Prior to watching, I asked my fifth graders to keep three questions in mind while the video was playing:

  1. Whose story is being told?
  2. Whose story is left out?
  3. Why?

I then wrote these three questions on the board. This was not our first time using these questions as a guide in the classroom. In fact, my fifth grade colleagues and I have been using these questions quite a bit. We’ve been using them for a few months now during social studies and with many read alouds. The conversation and lesson I’m about to describe is similar to many others from earlier in the school year. However, this is something I need to make the effort to do more often and to go even deeper with in discussions.

After writing the three questions on the board, we started watching the video. Throughout the short video, I paused here and there asking students to jot their thinking, chat with their partner, and then invited them to share out. Here are a few responses shared regarding the first two questions…

  1. Whose story is being told?
  2. Whose story is left out?
  • The colonists story is being told.
  • The European colonists.
  • A little of King George.
  • The white colonists.
  • Well, what about the native people? Where are they? I know they were on the land. Why isn’t this video showing them?
  • How about the slaves? It was the 1760s. What were they thinking or feeling? I want to know their perspective.
  • This video is trying to make us feel sorry for the colonists, but I just can’t knowing what they did.
  • Why isn’t the video telling everyone’s story? There are a lot of stories to tell, and this is only one.

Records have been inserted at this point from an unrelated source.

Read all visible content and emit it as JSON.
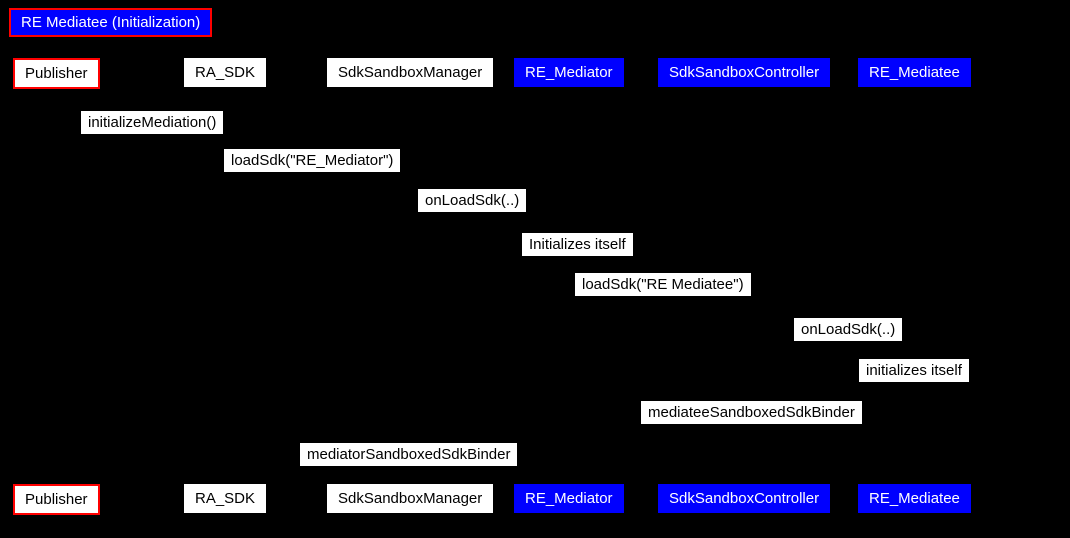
{
  "title": "RE Mediatee (Initialization)",
  "participants": {
    "publisher": "Publisher",
    "ra_sdk": "RA_SDK",
    "sdk_sandbox_manager": "SdkSandboxManager",
    "re_mediator": "RE_Mediator",
    "sdk_sandbox_controller": "SdkSandboxController",
    "re_mediatee": "RE_Mediatee"
  },
  "messages": {
    "m1": "initializeMediation()",
    "m2": "loadSdk(\"RE_Mediator\")",
    "m3": "onLoadSdk(..)",
    "m4": "Initializes itself",
    "m5": "loadSdk(\"RE Mediatee\")",
    "m6": "onLoadSdk(..)",
    "m7": "initializes itself",
    "m8": "mediateeSandboxedSdkBinder",
    "m9": "mediatorSandboxedSdkBinder"
  }
}
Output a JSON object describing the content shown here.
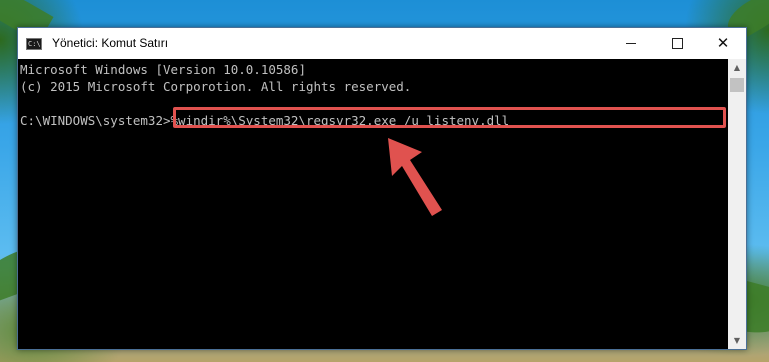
{
  "window": {
    "title": "Yönetici: Komut Satırı",
    "icon": "cmd-icon"
  },
  "controls": {
    "minimize": "minimize-icon",
    "maximize": "maximize-icon",
    "close": "close-icon"
  },
  "console": {
    "line1": "Microsoft Windows [Version 10.0.10586]",
    "line2": "(c) 2015 Microsoft Corporotion. All rights reserved.",
    "prompt": "C:\\WINDOWS\\system32>",
    "command": "%windir%\\System32\\regsvr32.exe /u listenv.dll"
  },
  "colors": {
    "highlight_border": "#e0524f",
    "arrow": "#e0524f",
    "console_bg": "#000000",
    "console_text": "#c0c0c0"
  }
}
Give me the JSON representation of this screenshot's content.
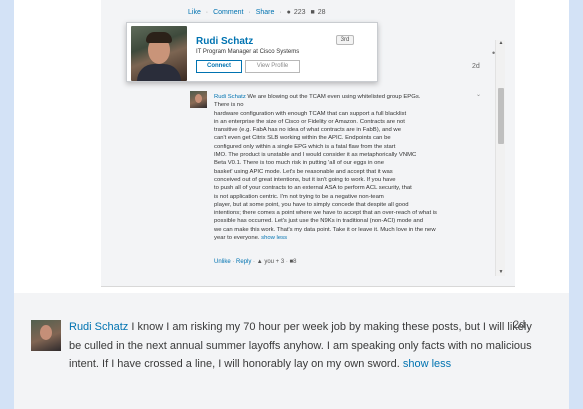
{
  "top_actions": {
    "like": "Like",
    "comment": "Comment",
    "share": "Share",
    "likes_count": "223",
    "comments_count": "28",
    "separator": "·"
  },
  "hover_card": {
    "name": "Rudi Schatz",
    "title": "IT Program Manager at Cisco Systems",
    "degree": "3rd",
    "connect": "Connect",
    "view_profile": "View Profile"
  },
  "upper_comment": {
    "truncated_text": "chatz",
    "time": "2d",
    "menu": "•"
  },
  "reply": {
    "author": "Rudi Schatz",
    "lines": [
      "We are blowing out the TCAM even using whitelisted group EPGs.",
      "There is no",
      "hardware configuration with enough TCAM that can support a full blacklist",
      "in an enterprise the size of Cisco or Fidelity or Amazon. Contracts are not",
      "transitive (e.g. FabA has no idea of what contracts are in FabB), and we",
      "can't even get Citrix SLB working within the APIC. Endpoints can be",
      "configured only within a single EPG which is a fatal flaw from the start",
      "IMO. The product is unstable and I would consider it as metaphorically VNMC",
      "Beta V0.1. There is too much risk in putting 'all of our eggs in one",
      "basket' using APIC mode. Let's be reasonable and accept that it was",
      "conceived out of great intentions, but it isn't going to work. If you have",
      "to push all of your contracts to an external ASA to perform ACL security, that",
      "is not application centric. I'm not trying to be a negative non-team",
      "player, but at some point, you have to simply concede that despite all good",
      "intentions; there comes a point where we have to accept that an over-reach of what is",
      "possible has occurred. Let's just use the N9Ks in traditional (non-ACI) mode and",
      "we can make this work. That's my data point. Take it or leave it. Much love in the new",
      "year to everyone."
    ],
    "show_less": "show less",
    "actions": {
      "unlike": "Unlike",
      "reply": "Reply",
      "likes": "you + 3",
      "replies": "8",
      "separator": "·"
    }
  },
  "lower_comment": {
    "author": "Rudi Schatz",
    "text": "I know I am risking my 70 hour per week job by making these posts, but I will likely be culled in the next annual summer layoffs anyhow. I am speaking only facts with no malicious intent. If I have crossed a line, I will honorably lay on my own sword.",
    "show_less": "show less",
    "time": "2d"
  },
  "icons": {
    "like": "thumbs-up-icon",
    "comment": "speech-bubble-icon",
    "scroll_up": "triangle-up-icon",
    "scroll_down": "triangle-down-icon",
    "chevron": "chevron-down-icon"
  },
  "colors": {
    "link": "#0073b1",
    "page_edge": "#d3e2f6",
    "panel_bg": "#f3f4f6"
  }
}
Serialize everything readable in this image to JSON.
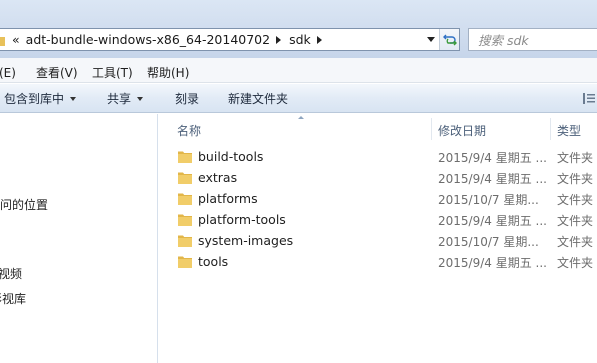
{
  "address_bar": {
    "overflow_chevron": "«",
    "breadcrumbs": [
      {
        "label": "adt-bundle-windows-x86_64-20140702"
      },
      {
        "label": "sdk"
      }
    ],
    "refresh_icon": "refresh-arrows-icon"
  },
  "search": {
    "placeholder": "搜索 sdk"
  },
  "menu": {
    "items": [
      {
        "label": "编辑(E)",
        "visible_label": "辑(E)"
      },
      {
        "label": "查看(V)"
      },
      {
        "label": "工具(T)"
      },
      {
        "label": "帮助(H)"
      }
    ]
  },
  "toolbar": {
    "include_in_library": "包含到库中",
    "share": "共享",
    "burn": "刻录",
    "new_folder": "新建文件夹"
  },
  "nav_pane": {
    "items": [
      {
        "label": "访问的位置",
        "visible_label": "访问的位置"
      },
      {
        "label": "视频"
      },
      {
        "label": "影视库",
        "visible_label": "影视库"
      }
    ]
  },
  "columns": {
    "name": "名称",
    "modified": "修改日期",
    "type": "类型"
  },
  "files": [
    {
      "name": "build-tools",
      "modified": "2015/9/4 星期五 ...",
      "type": "文件夹"
    },
    {
      "name": "extras",
      "modified": "2015/9/4 星期五 ...",
      "type": "文件夹"
    },
    {
      "name": "platforms",
      "modified": "2015/10/7 星期...",
      "type": "文件夹"
    },
    {
      "name": "platform-tools",
      "modified": "2015/9/4 星期五 ...",
      "type": "文件夹"
    },
    {
      "name": "system-images",
      "modified": "2015/10/7 星期...",
      "type": "文件夹"
    },
    {
      "name": "tools",
      "modified": "2015/9/4 星期五 ...",
      "type": "文件夹"
    }
  ],
  "colors": {
    "folder_yellow": "#e8c15a",
    "header_text": "#4c607a",
    "meta_text": "#6d6d6d"
  }
}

I did not share this video to simply give my students information about the American Revolution or colonial life. Frankly, that’s not my goal despite what one might think a fifth grade teacher’s goal should be. Rather, my goal was to get them thinking, to get them questioning, to get them to ask the tough questions about how history is fed to us as a society. If my fifth graders leave my classroom not remembering every detail of the American Revolution, but asking these questions when they approach a text, a video, or really any source, I know I will have better prepared them to tackle and think about future readings, viewings, and discussions.

So, when it came time to discuss the third question of why, many of my students responded with followup questions.

  • Well, why did the writer of the video leave out the slaves? Do they not want us to know their story in these events?
  • Why are the Native Americans never discussed anymore in some sources? I know they were there! That seems wrong.
  • I don’t know why other stories aren’t being told. Can we watch other videos from other perspectives?

To answer that final shared response… yes. Yes, we will. We will continue to consult many different sources told from many different perspectives to try to understand more than the dominant voice’s story- the story that has been traditionally feed to us in our education system.

My goal is for my students to see America’s story as their story. But, if we, as a system, only share stories and sources from the dominant (white, Euro-centric) culture, we are communicating that America’s story is a white story. This is not ok. This is what has been communicated for decades in our system. This must change. We, teachers, have the power to start working toward that change. I could have made the choice to keep these ideas and conversations between my students, my colleagues, and myself, but I know that’s not enough anymore.

I’m taking a hard look in the mirror every morning and asking myself what I believe and how I will demonstrate that in my classroom. I believe my students should think for themselves, ask hard questions, and consider all perspectives when making a decision or trying to come to an understanding. It’s not easy work. I honestly feel as if I am just scratching the surface of this work. I am not an expert by any means. I’m just asking my students to continually ask three questions as we approach our learning.

I’m continually learning on this journey. My thinking is evolving and growing with every conversation, every time I sit down to write, and every time I consider perspectives other than my own. I’d love to know how you’re engaging in this work or if you have other ideas to add to the conversation.